Mapping mountains from space with GOCE
How high is Mount Everest exactly? Recent surveys have come up with heights that differ by more than five metres. An expedition called the Geodetic Journey is making its way through China and Tibet to highlight the importance of geodesy and how an accurate model of the geoid from ESA's GOCE mission will lead to a unified system for measuring heights.
Geodesy is concerned with measuring and mapping the shape of the Earth's surface, to the benefit of all branches of Earth sciences and has many practical applications. Although surveying techniques go back thousands of years, it traditionally involves taking very precise three-dimensional positioning of points. It is the means by which the surface of the Earth is mapped and is also essential in the field of engineering and construction.
Accurate surveying relies on knowledge of the Earth's gravity field, which defines the horizontal. However, as a result of a number of factors, such as the fact that mountains and ocean trenches make the surface of the planet uneven and materials within the Earth's interior are not uniformly distributed, the force of gravity actually varies slightly from place to place on the surface of the Earth.
Due for launch in early 2008, ESA's gravity mission GOCE (Gravity field and steady-state Ocean Circulation Explorer) will provide an extremely accurate and unique picture of the Earth's gravity field and geoid. The geoid – which is defined by the Earth's gravity field – is a surface of equal gravitational potential and serves as a reference point from which to map all topographical features on the planet. GOCE will provide a model of the geoid with unprecedented accuracy and will not only be of importance in the field of geodesy, but will also lead to new insights into ocean circulation, climate change, sea-level rise, earthquakes and volcanism.
Starting in Beijing, and travelling through central China to Lhasa then on to the Tibetan Plateau and ending in Shanghai, the Geodetic Journey, which is supported by ESA, will document methods of ancient surveying through to modern Earth observation.
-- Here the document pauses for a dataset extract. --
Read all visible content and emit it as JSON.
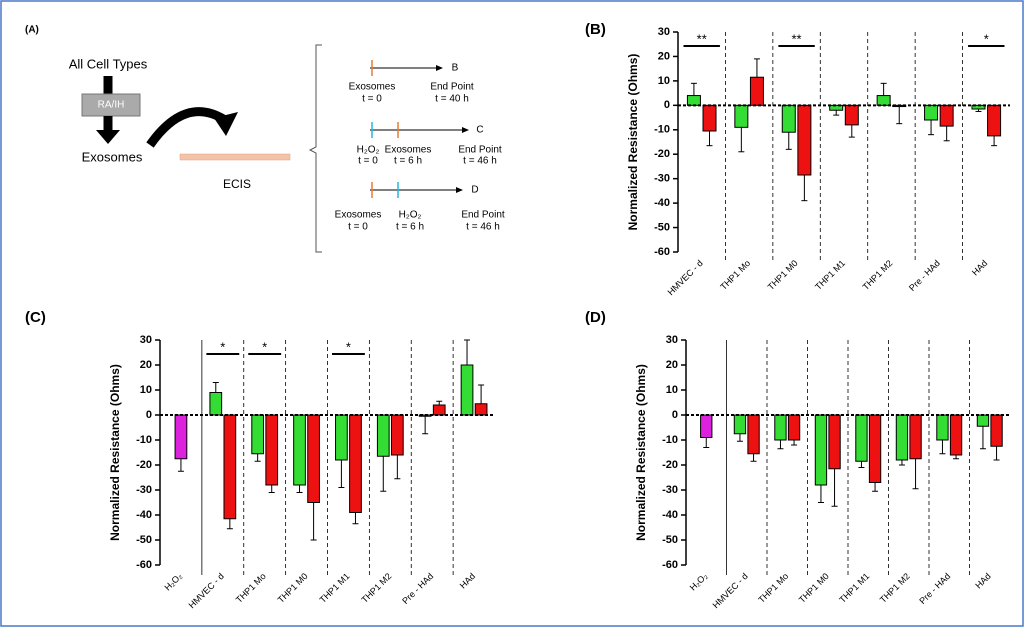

The team, made up of experts from the Norwegian Mapping and Cadastre Authority and the Chinese State Bureau of Surveying and Mapping, will promote science and technology focusing on past and present achievements within surveying and mapping, geodesy and applications to climate-change research, geo-hazards and the water cycle.
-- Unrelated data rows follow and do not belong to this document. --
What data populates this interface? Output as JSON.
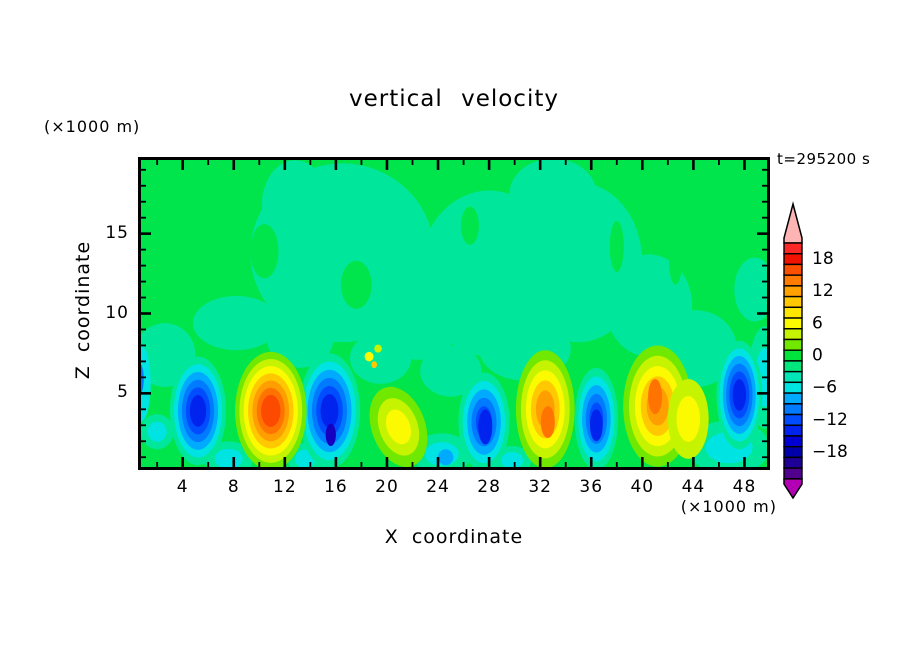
{
  "window": {
    "background": "#ffffff"
  },
  "chart_data": {
    "type": "filled_contour",
    "title": "vertical velocity",
    "time_annotation": "t=295200 s",
    "x_axis": {
      "label": "X coordinate",
      "unit_label": "(×1000 m)",
      "major_ticks": [
        4,
        8,
        12,
        16,
        20,
        24,
        28,
        32,
        36,
        40,
        44,
        48
      ],
      "minor_tick_step": 2,
      "range": [
        0.5,
        50
      ]
    },
    "z_axis": {
      "label": "Z coordinate",
      "unit_label": "(×1000 m)",
      "major_ticks": [
        5,
        10,
        15
      ],
      "minor_tick_step": 1,
      "range": [
        0.2,
        19.8
      ]
    },
    "colorbar": {
      "segment_span": 2,
      "value_top": 22,
      "value_bottom": -22,
      "labels": [
        "18",
        "12",
        "6",
        "0",
        "−6",
        "−12",
        "−18"
      ],
      "colors_top_to_bottom": [
        "#fc2828",
        "#f21200",
        "#fc5000",
        "#ff7c00",
        "#ffa200",
        "#ffc800",
        "#ffe600",
        "#fcfa00",
        "#c6f400",
        "#70e800",
        "#00e43c",
        "#00e77d",
        "#00e6b4",
        "#00e3e3",
        "#00aaff",
        "#007aff",
        "#004cff",
        "#0024ee",
        "#0000d2",
        "#0000aa",
        "#1e0096",
        "#50008c"
      ],
      "over_arrow_color": "#ffb4b4",
      "under_arrow_color": "#b400b4"
    },
    "field": {
      "background_note": "weak vertical motion aloft: green 0..2 band with sea-green −2..0 patches above z≈9; convective cells below z≈8",
      "updrafts": [
        {
          "x": 10.9,
          "z": 3.9,
          "peak_w": 17
        },
        {
          "x": 20.9,
          "z": 2.9,
          "peak_w": 7
        },
        {
          "x": 32.4,
          "z": 3.5,
          "peak_w": 15
        },
        {
          "x": 41.1,
          "z": 4.5,
          "peak_w": 15
        },
        {
          "x": 43.6,
          "z": 3.4,
          "peak_w": 7
        }
      ],
      "downdrafts": [
        {
          "x": 5.2,
          "z": 3.9,
          "peak_w": -13
        },
        {
          "x": 15.5,
          "z": 3.9,
          "peak_w": -15
        },
        {
          "x": 27.6,
          "z": 3.2,
          "peak_w": -13
        },
        {
          "x": 36.4,
          "z": 3.4,
          "peak_w": -13
        },
        {
          "x": 47.6,
          "z": 4.9,
          "peak_w": -13
        }
      ]
    }
  },
  "palette": {
    "bg": "#00e44c",
    "mint": "#00e79b",
    "cyan": "#00e3e3",
    "sky": "#00aaff",
    "azure": "#007aff",
    "blue": "#004cff",
    "deepblue": "#0024ee",
    "navy": "#1600c0",
    "lime": "#70e800",
    "chartreuse": "#c6f400",
    "yellow": "#fcfa00",
    "gold": "#ffc800",
    "orange": "#ff9e00",
    "deeporange": "#ff7400",
    "redorange": "#fc4a00"
  },
  "blobs": [
    {
      "x": 16.5,
      "z": 13.8,
      "rx": 7.2,
      "rz": 5.6,
      "colors": [
        "mint"
      ]
    },
    {
      "x": 12.8,
      "z": 16.8,
      "rx": 2.6,
      "rz": 2.8,
      "colors": [
        "mint"
      ]
    },
    {
      "x": 22.5,
      "z": 9.5,
      "rx": 3.2,
      "rz": 2.4,
      "colors": [
        "mint"
      ]
    },
    {
      "x": 28.0,
      "z": 12.5,
      "rx": 5.5,
      "rz": 5.2,
      "colors": [
        "mint"
      ]
    },
    {
      "x": 35.0,
      "z": 13.2,
      "rx": 5.0,
      "rz": 5.0,
      "colors": [
        "mint"
      ]
    },
    {
      "x": 40.5,
      "z": 10.5,
      "rx": 3.4,
      "rz": 3.2,
      "colors": [
        "mint"
      ]
    },
    {
      "x": 33.0,
      "z": 17.5,
      "rx": 3.4,
      "rz": 2.2,
      "colors": [
        "mint"
      ]
    },
    {
      "x": 8.2,
      "z": 9.4,
      "rx": 3.4,
      "rz": 1.7,
      "colors": [
        "mint"
      ]
    },
    {
      "x": 2.6,
      "z": 7.4,
      "rx": 2.4,
      "rz": 2.0,
      "colors": [
        "mint"
      ]
    },
    {
      "x": 13.2,
      "z": 8.4,
      "rx": 2.6,
      "rz": 1.8,
      "colors": [
        "mint"
      ]
    },
    {
      "x": 19.5,
      "z": 7.2,
      "rx": 2.4,
      "rz": 1.6,
      "colors": [
        "mint"
      ]
    },
    {
      "x": 25.0,
      "z": 6.4,
      "rx": 2.4,
      "rz": 1.6,
      "colors": [
        "mint"
      ]
    },
    {
      "x": 30.8,
      "z": 7.8,
      "rx": 3.6,
      "rz": 2.0,
      "colors": [
        "mint"
      ]
    },
    {
      "x": 44.2,
      "z": 7.8,
      "rx": 3.2,
      "rz": 2.4,
      "colors": [
        "mint"
      ]
    },
    {
      "x": 48.8,
      "z": 11.5,
      "rx": 1.6,
      "rz": 2.0,
      "colors": [
        "mint"
      ]
    },
    {
      "x": 10.4,
      "z": 13.9,
      "rx": 1.1,
      "rz": 1.7,
      "colors": [
        "bg"
      ]
    },
    {
      "x": 17.6,
      "z": 11.8,
      "rx": 1.2,
      "rz": 1.5,
      "colors": [
        "bg"
      ]
    },
    {
      "x": 38.0,
      "z": 14.2,
      "rx": 0.55,
      "rz": 1.6,
      "colors": [
        "bg"
      ]
    },
    {
      "x": 42.6,
      "z": 13.2,
      "rx": 0.5,
      "rz": 1.4,
      "colors": [
        "bg"
      ]
    },
    {
      "x": 26.5,
      "z": 15.5,
      "rx": 0.7,
      "rz": 1.2,
      "colors": [
        "bg"
      ]
    },
    {
      "x": 7.6,
      "z": 0.9,
      "rx": 1.9,
      "rz": 1.1,
      "colors": [
        "mint",
        "cyan"
      ]
    },
    {
      "x": 13.6,
      "z": 0.9,
      "rx": 1.4,
      "rz": 1.0,
      "colors": [
        "mint",
        "cyan"
      ]
    },
    {
      "x": 24.3,
      "z": 1.2,
      "rx": 2.3,
      "rz": 1.3,
      "colors": [
        "mint",
        "cyan"
      ]
    },
    {
      "x": 24.6,
      "z": 1.0,
      "rx": 0.6,
      "rz": 0.5,
      "colors": [
        "sky"
      ]
    },
    {
      "x": 29.8,
      "z": 0.8,
      "rx": 1.5,
      "rz": 0.9,
      "colors": [
        "mint",
        "cyan"
      ]
    },
    {
      "x": 2.0,
      "z": 2.6,
      "rx": 1.3,
      "rz": 1.1,
      "colors": [
        "mint",
        "cyan"
      ]
    },
    {
      "x": 46.8,
      "z": 1.6,
      "rx": 3.2,
      "rz": 1.7,
      "colors": [
        "mint",
        "cyan"
      ]
    },
    {
      "x": 49.6,
      "z": 6.0,
      "rx": 1.3,
      "rz": 3.2,
      "colors": [
        "mint",
        "cyan"
      ]
    },
    {
      "x": 0.7,
      "z": 5.6,
      "rx": 0.8,
      "rz": 2.4,
      "colors": [
        "cyan"
      ]
    },
    {
      "x": 0.6,
      "z": 5.9,
      "rx": 0.35,
      "rz": 1.0,
      "colors": [
        "azure"
      ]
    },
    {
      "x": 5.2,
      "z": 3.9,
      "rx": 2.2,
      "rz": 3.4,
      "colors": [
        "mint",
        "cyan",
        "sky",
        "azure",
        "blue",
        "deepblue"
      ]
    },
    {
      "x": 15.5,
      "z": 3.9,
      "rx": 2.4,
      "rz": 3.6,
      "colors": [
        "mint",
        "cyan",
        "sky",
        "azure",
        "blue",
        "deepblue"
      ]
    },
    {
      "x": 15.6,
      "z": 2.4,
      "rx": 0.4,
      "rz": 0.7,
      "colors": [
        "navy"
      ]
    },
    {
      "x": 27.6,
      "z": 3.2,
      "rx": 2.0,
      "rz": 3.1,
      "colors": [
        "mint",
        "cyan",
        "sky",
        "azure",
        "blue"
      ]
    },
    {
      "x": 27.7,
      "z": 2.9,
      "rx": 0.55,
      "rz": 1.1,
      "colors": [
        "deepblue"
      ]
    },
    {
      "x": 36.4,
      "z": 3.4,
      "rx": 1.7,
      "rz": 3.2,
      "colors": [
        "mint",
        "cyan",
        "sky",
        "azure",
        "blue"
      ]
    },
    {
      "x": 36.4,
      "z": 3.0,
      "rx": 0.5,
      "rz": 1.0,
      "colors": [
        "deepblue"
      ]
    },
    {
      "x": 47.6,
      "z": 4.9,
      "rx": 1.8,
      "rz": 3.4,
      "colors": [
        "mint",
        "cyan",
        "sky",
        "azure",
        "blue",
        "deepblue"
      ]
    },
    {
      "x": 10.9,
      "z": 3.9,
      "rx": 2.8,
      "rz": 3.7,
      "colors": [
        "lime",
        "chartreuse",
        "yellow",
        "gold",
        "orange",
        "deeporange",
        "redorange"
      ]
    },
    {
      "x": 20.9,
      "z": 2.9,
      "rx": 2.1,
      "rz": 2.6,
      "rot": -20,
      "colors": [
        "lime",
        "chartreuse",
        "yellow"
      ]
    },
    {
      "x": 32.4,
      "z": 4.0,
      "rx": 2.3,
      "rz": 3.7,
      "colors": [
        "lime",
        "chartreuse",
        "yellow",
        "gold",
        "orange"
      ]
    },
    {
      "x": 32.6,
      "z": 3.2,
      "rx": 0.55,
      "rz": 1.0,
      "colors": [
        "deeporange"
      ]
    },
    {
      "x": 41.2,
      "z": 4.2,
      "rx": 2.7,
      "rz": 3.8,
      "colors": [
        "lime",
        "chartreuse",
        "yellow",
        "gold",
        "orange"
      ]
    },
    {
      "x": 41.0,
      "z": 4.8,
      "rx": 0.55,
      "rz": 1.1,
      "colors": [
        "deeporange"
      ]
    },
    {
      "x": 43.6,
      "z": 3.4,
      "rx": 1.6,
      "rz": 2.5,
      "colors": [
        "chartreuse",
        "yellow"
      ]
    },
    {
      "x": 18.6,
      "z": 7.3,
      "rx": 0.35,
      "rz": 0.3,
      "colors": [
        "yellow"
      ]
    },
    {
      "x": 19.3,
      "z": 7.8,
      "rx": 0.3,
      "rz": 0.25,
      "colors": [
        "chartreuse"
      ]
    },
    {
      "x": 19.0,
      "z": 6.8,
      "rx": 0.22,
      "rz": 0.22,
      "colors": [
        "gold"
      ]
    }
  ]
}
Over the last 10 years an improved knowledge of the geoid has revolutionised height determination on land by GPS satellites. However, there remain discrepancies - as in the example of Mount Everest where the official height in 1999 was stated as 8850 m, but the Chinese official survey in 2005 stated it as being 8844.43 m. Although this discrepancy may not seem huge when referring to the highest point on Earth, a global unified height system would iron out the main errors so that mountain ranges on one continent could be accurately measured against those on the other side of the world. Given the harsh and remote environments of many of the Earth's large mountain ranges such as the Himalayas or the Andes, an accurate map of the gravity field acquired from space will contribute significantly to geodesy and surveying.
"Measuring our planet's peaks using a standardised reference will help us better understand the Earth. GOCE will result in an improved accuracy of the geoid and will facilitate the establishment of a unified global height system so that heights of the highest mountains in the world can be directly compared", said Bente Lilja Bye, Research Director from the Norwegian Mapping and Cadastre Authority. "Another benefit will be an improvement in our capabilities to predict the behaviour of the Earth, and hence provide information needed to help mitigate disasters and economically damaging events."